The Abstract Machine vs The Real Machine
The C standard describes an abstract machine. In the abstract machine, memory is flat, reads and writes happen in program order, there’s no cache.
The real machine has caches, write buffers, store-to-load forwarding, speculative execution, out-of-order completion.
The C standard says your program is equivalent to the abstract machine. The CPU is allowed to do anything it wants as long as the observable behavior matches. The cache is invisible to your program — you can’t tell the difference between hitting L1 or going to RAM, functionally.
Except:
- Timing — you absolutely can tell the difference via timing. This is the foundation of every cache side-channel attack in existence.
- Multithreaded code — the C memory model (C11+) defines visibility rules for concurrent access. The cache and store buffers are part of why the rules are what they are.
- volatile — forces the compiler to actually perform the access, but does not force a cache flush. A volatile read hits the cache. Only the CPU’s cache coherency protocol guarantees RAM consistency.
The gap between the abstract machine and the real machine is where all the interesting things live.
Summary — What You Own After 0.4
Hierarchy = registers → L1 → L2 → L3 → RAM → SSD → HDD
Driving force = speed/size/cost tradeoffs at each level
Locality = temporal (reuse soon) + spatial (use neighbors)
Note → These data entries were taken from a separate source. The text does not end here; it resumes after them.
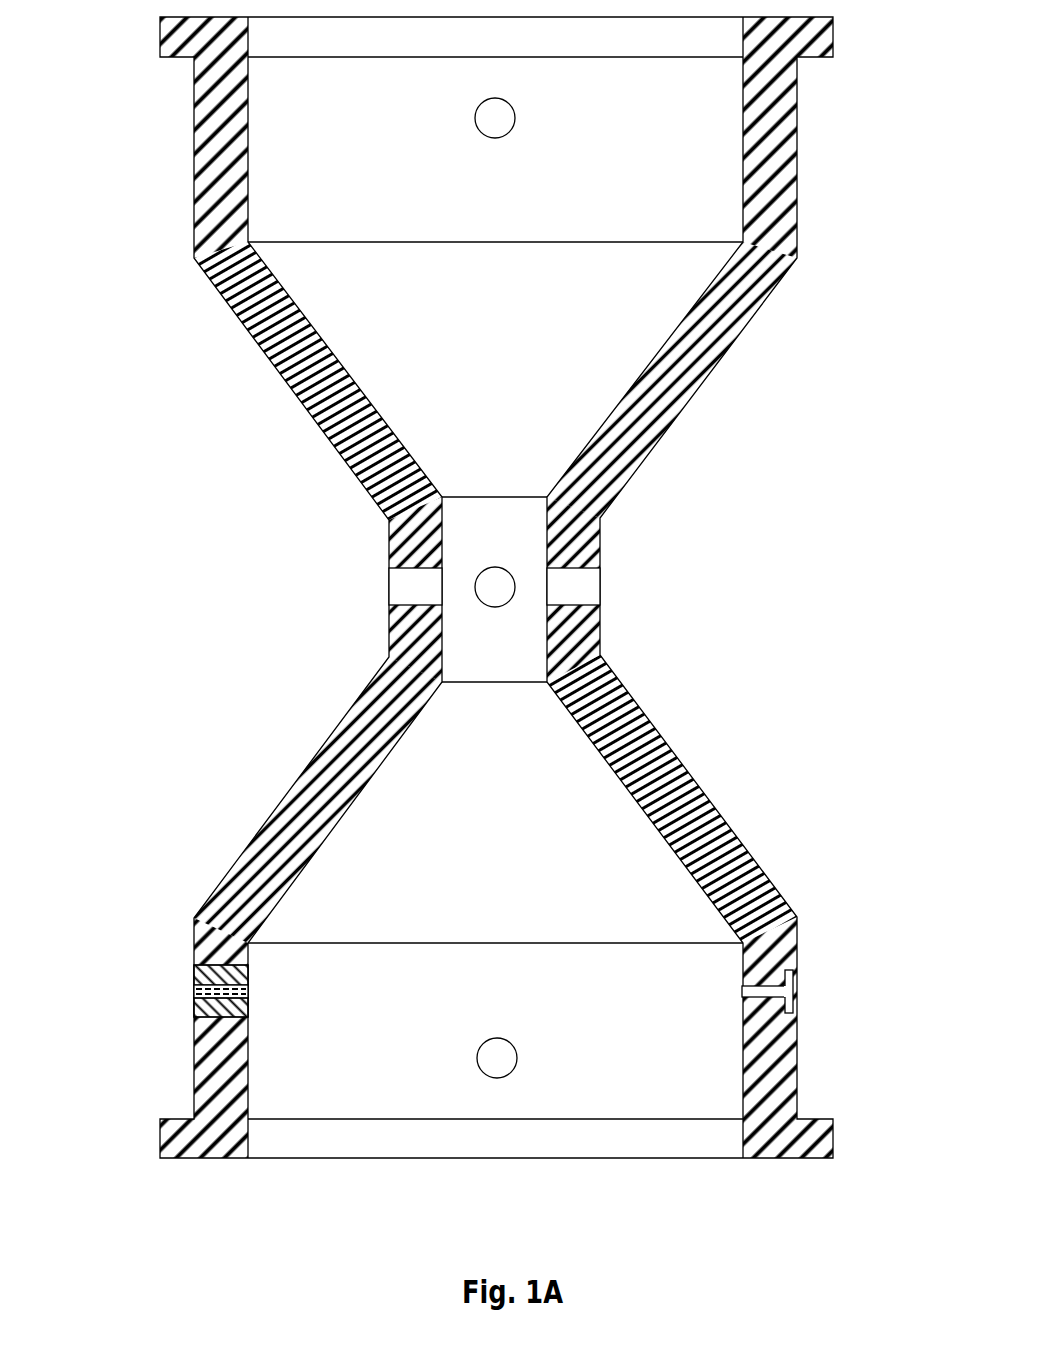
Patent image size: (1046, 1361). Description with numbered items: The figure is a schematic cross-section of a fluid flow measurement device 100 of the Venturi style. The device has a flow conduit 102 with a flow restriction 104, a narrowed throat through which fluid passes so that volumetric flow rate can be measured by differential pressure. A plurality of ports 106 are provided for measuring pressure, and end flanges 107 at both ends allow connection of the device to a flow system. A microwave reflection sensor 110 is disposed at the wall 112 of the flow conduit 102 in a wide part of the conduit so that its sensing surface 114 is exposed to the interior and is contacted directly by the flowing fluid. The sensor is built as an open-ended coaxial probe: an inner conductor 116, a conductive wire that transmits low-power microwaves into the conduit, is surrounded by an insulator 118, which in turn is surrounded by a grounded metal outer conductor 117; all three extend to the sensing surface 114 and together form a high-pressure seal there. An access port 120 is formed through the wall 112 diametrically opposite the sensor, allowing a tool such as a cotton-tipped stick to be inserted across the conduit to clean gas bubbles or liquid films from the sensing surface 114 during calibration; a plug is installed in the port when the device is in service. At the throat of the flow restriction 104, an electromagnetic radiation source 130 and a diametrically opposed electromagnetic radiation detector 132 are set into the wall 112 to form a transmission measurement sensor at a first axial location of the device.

The fluid flow measurement device 100 is at (765, 473).
The flow conduit 102 is at (522, 309).
The flow restriction 104 is at (389, 540).
The ports 106 is at (483, 132).
The end flanges 107 is at (165, 57).
The microwave reflection sensor 110 is at (171, 966).
The wall 112 is at (208, 907).
The sensing surface 114 is at (203, 1016).
The inner conductor 116 is at (194, 993).
The outer conductor 117 is at (194, 979).
The insulator 118 is at (250, 988).
The access port 120 is at (736, 1001).
The electromagnetic radiation source 130 is at (389, 600).
The electromagnetic radiation detector 132 is at (602, 583).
= the assumption the entire hierarchy is built on
L1 = 32–64KB, ~1ns, per core, split I/D
L2 = 256KB–1MB, ~4ns, per core
L3 = 8–64MB, ~40ns, shared across cores
DRAM = GBs, ~80ns, the first level not on the CPU die
The cliff = not a slope — missing a level is a discrete cost
Write-back = cache holds dirty data, RAM may be stale
Prefetcher = hardware watches your pattern, fetches ahead
CLFLUSH = software can evict specific cache lines
Abstract vs real = timing and concurrency expose the real machine
One sentence:
The memory hierarchy is a pyramid of speed-vs-size tradeoffs built entirely on the bet that your next memory access will be near your last one — and every performance pathology, cache attack, and concurrency bug exists in the gap between that bet and reality.